A numerical investigation is performed to exemplify the impression of a porous triangular body on the double-diffusive mixed convection traits in a cavity under the influence of magnetic field by employing lattice Boltzmann method. $A{l}_2{O}_3-H_{2}O$ nanofluid is considered as a working fluid, and the dynamically varying effective properties are measured through the Koo-Kleinstreuer-Li (KKL) model. The prime objective of the present analysis is to assess the repercussions of Richardson number ($Ri$ = 0, 1, 5 & 10), Darcy number (${10}^{-4}$ $\le$ $Da$ $\le$ ${10}^{-2}$), nanofluid volume fraction ($\Phi$ = 0% & 4%), and Hartmann number ($Ha$ = 0, 25 & 50) on flow, heat and concentration transfer characteristics in and around the porous body with high temperature and concentration. Also, the variation of thermal and concentration mixings, and their uniformities are examined. It is noticed that the flow field intensity is amplified while increasing $Da$, $Ri$ and $\Phi$, and is reduced while augmenting $Ha$. Besides, the effect of $Ha$ on the reduction of heat transfer to the enclosure walls is predominant at higher $Da$. The formation of thick thermal boundary layer along the slant edge of porous body due to the $Ri$ and $Da$ is significantly reduced while including nanoparticle in the base fluid. On contrary, increment in $\Phi$ dampens the concentration transfer traits. However, such adverse effect is efficiently controlled by $Ri$ variation. It is found that the $Ri$ enhancement assists $Da$ to significantly augment concentration transfer. Furthermore, the thermal and concentration mixings are mainly governed by $Da$ and $Ri$. In addition, the nanoparticle inclusion can alter the behaviour of permeability on concentration mixing and its uniformity.

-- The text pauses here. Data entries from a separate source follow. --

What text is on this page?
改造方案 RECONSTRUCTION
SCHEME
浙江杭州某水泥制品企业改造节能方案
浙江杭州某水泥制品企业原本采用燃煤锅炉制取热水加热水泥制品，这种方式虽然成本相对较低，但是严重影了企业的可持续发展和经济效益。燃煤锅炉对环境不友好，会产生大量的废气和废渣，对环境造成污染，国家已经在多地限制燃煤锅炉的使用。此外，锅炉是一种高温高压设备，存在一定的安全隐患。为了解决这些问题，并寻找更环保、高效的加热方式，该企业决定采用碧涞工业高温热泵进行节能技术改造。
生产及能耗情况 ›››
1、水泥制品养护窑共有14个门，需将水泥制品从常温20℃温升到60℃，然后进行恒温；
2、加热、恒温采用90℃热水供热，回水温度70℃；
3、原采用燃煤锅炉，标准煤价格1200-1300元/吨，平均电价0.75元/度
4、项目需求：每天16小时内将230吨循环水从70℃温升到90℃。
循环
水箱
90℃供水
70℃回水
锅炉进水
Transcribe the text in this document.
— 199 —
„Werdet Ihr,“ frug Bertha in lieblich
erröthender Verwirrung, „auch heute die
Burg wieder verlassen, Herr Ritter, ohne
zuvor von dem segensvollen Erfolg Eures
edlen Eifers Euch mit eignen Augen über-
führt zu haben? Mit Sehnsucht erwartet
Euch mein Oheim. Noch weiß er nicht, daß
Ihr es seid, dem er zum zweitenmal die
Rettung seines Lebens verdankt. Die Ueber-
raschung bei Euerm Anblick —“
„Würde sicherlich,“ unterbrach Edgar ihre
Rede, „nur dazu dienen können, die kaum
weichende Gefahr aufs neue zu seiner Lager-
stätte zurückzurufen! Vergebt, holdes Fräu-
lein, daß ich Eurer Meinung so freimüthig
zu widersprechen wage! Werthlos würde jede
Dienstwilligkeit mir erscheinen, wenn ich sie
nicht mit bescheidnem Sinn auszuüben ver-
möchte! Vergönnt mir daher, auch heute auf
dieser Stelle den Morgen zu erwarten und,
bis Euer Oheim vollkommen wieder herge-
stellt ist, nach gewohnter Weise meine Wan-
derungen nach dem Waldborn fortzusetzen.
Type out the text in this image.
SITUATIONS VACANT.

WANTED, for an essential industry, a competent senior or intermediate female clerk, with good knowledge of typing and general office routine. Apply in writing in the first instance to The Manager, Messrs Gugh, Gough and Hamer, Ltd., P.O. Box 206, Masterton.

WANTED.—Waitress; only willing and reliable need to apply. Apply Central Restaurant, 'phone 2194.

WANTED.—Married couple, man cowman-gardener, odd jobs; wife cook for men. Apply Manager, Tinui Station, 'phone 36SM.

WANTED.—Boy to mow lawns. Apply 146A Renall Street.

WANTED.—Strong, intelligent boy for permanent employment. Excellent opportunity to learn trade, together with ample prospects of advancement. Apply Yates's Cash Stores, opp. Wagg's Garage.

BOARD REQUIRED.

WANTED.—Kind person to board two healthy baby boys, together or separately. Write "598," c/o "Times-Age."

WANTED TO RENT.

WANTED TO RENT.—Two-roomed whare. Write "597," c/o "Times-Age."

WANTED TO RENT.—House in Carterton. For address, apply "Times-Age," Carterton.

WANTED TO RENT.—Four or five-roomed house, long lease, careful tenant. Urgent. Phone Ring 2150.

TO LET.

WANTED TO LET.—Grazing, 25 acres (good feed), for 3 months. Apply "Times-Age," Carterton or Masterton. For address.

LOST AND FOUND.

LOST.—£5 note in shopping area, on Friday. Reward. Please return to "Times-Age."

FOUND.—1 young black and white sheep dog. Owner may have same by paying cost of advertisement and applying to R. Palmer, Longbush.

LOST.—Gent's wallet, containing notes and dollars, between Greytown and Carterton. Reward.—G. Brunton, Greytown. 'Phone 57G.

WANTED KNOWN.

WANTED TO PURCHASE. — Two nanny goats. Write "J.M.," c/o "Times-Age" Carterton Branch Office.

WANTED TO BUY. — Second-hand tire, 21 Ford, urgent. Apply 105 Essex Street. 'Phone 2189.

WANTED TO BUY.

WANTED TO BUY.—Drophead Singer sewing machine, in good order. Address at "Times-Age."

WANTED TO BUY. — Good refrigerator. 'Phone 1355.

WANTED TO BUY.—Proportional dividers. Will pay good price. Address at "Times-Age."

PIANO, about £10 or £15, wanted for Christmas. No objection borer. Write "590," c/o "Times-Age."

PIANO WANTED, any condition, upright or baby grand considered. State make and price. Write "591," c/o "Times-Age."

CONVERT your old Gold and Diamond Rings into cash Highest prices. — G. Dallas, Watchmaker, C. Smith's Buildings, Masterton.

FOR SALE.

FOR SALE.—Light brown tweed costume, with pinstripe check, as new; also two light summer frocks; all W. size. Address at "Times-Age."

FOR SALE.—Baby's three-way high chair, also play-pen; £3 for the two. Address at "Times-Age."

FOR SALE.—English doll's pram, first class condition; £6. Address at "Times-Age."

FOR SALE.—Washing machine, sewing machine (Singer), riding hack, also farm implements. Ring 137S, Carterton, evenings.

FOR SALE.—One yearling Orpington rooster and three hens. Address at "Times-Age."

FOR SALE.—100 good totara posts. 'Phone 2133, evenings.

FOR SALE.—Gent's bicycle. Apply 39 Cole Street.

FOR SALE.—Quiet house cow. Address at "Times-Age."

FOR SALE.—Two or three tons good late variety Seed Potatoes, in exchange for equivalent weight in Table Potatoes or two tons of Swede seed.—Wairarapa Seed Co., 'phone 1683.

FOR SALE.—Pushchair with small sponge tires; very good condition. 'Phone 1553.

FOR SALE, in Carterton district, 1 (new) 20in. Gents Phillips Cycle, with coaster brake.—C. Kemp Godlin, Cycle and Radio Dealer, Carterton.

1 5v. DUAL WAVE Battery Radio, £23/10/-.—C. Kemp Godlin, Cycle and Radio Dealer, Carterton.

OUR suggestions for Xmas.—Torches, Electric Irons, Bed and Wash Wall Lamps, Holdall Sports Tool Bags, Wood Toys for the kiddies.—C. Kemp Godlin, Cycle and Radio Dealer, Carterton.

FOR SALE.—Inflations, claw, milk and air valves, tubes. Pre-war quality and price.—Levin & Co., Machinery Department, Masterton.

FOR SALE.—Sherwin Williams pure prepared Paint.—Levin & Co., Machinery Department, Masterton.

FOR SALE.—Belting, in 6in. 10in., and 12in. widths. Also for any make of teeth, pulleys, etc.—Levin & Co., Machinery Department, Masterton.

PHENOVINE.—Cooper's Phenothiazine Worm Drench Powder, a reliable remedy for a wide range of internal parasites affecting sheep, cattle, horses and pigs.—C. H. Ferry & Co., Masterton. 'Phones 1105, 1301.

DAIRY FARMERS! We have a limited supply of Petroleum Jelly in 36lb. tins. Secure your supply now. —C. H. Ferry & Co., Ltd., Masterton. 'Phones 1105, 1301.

采用格子玻尔兹曼方法进行数值研究，以举例说明多孔三角形体对磁场影响下腔内双扩散混合对流特性的影响。 $\mathrm{一种}{升}_2{哦}_3-H_2哦$纳米流体被认为是一种工作流体，动态变化的有效特性是通过 Koo-Kleinstreuer-Li (KKL) 模型测量的。本分析的主要目的是评估理查森数 ($\mathrm{电阻}\mathrm{一世}$ = 0, 1, 5 & 10), 达西数 (${10}^{-4}$ $\le$ $D\mathrm{一种}$ $\le$ ${10}^{-2}$), 纳米流体体积分数 ($\Phi$ = 0% & 4%) 和哈特曼数 ($H\mathrm{一种}$= 0, 25 & 50) 关于高温和高浓度多孔体内部和周围的流动、热和浓度传递特性。此外，还检查了热混合和浓度混合的变化及其均匀性。注意到流场强度在增加的同时被放大$D\mathrm{一种}$, $\mathrm{电阻}\mathrm{一世}$ 和 $\Phi$, 并且在增加的同时减少 $H\mathrm{一种}$. 此外，效果$H\mathrm{一种}$ 在减少热量传递到外壳壁上是主要的 $D\mathrm{一种}$. 沿多孔体倾斜边缘形成厚的热边界层是由于$\mathrm{电阻}\mathrm{一世}$ 和 $D\mathrm{一种}$显着减少，同时在基液中包含纳米颗粒。相反，增加$\Phi$抑制浓度转移特性。然而，这种不利影响是有效控制的$\mathrm{电阻}\mathrm{一世}$变化。据发现，该$\mathrm{电阻}\mathrm{一世}$ 增强辅助 $D\mathrm{一种}$显着增加浓度转移。此外，热混合和浓度混合主要由$D\mathrm{一种}$ 和 $\mathrm{电阻}\mathrm{一世}$. 此外，纳米颗粒夹杂物可以改变渗透性对浓度混合及其均匀性的行为。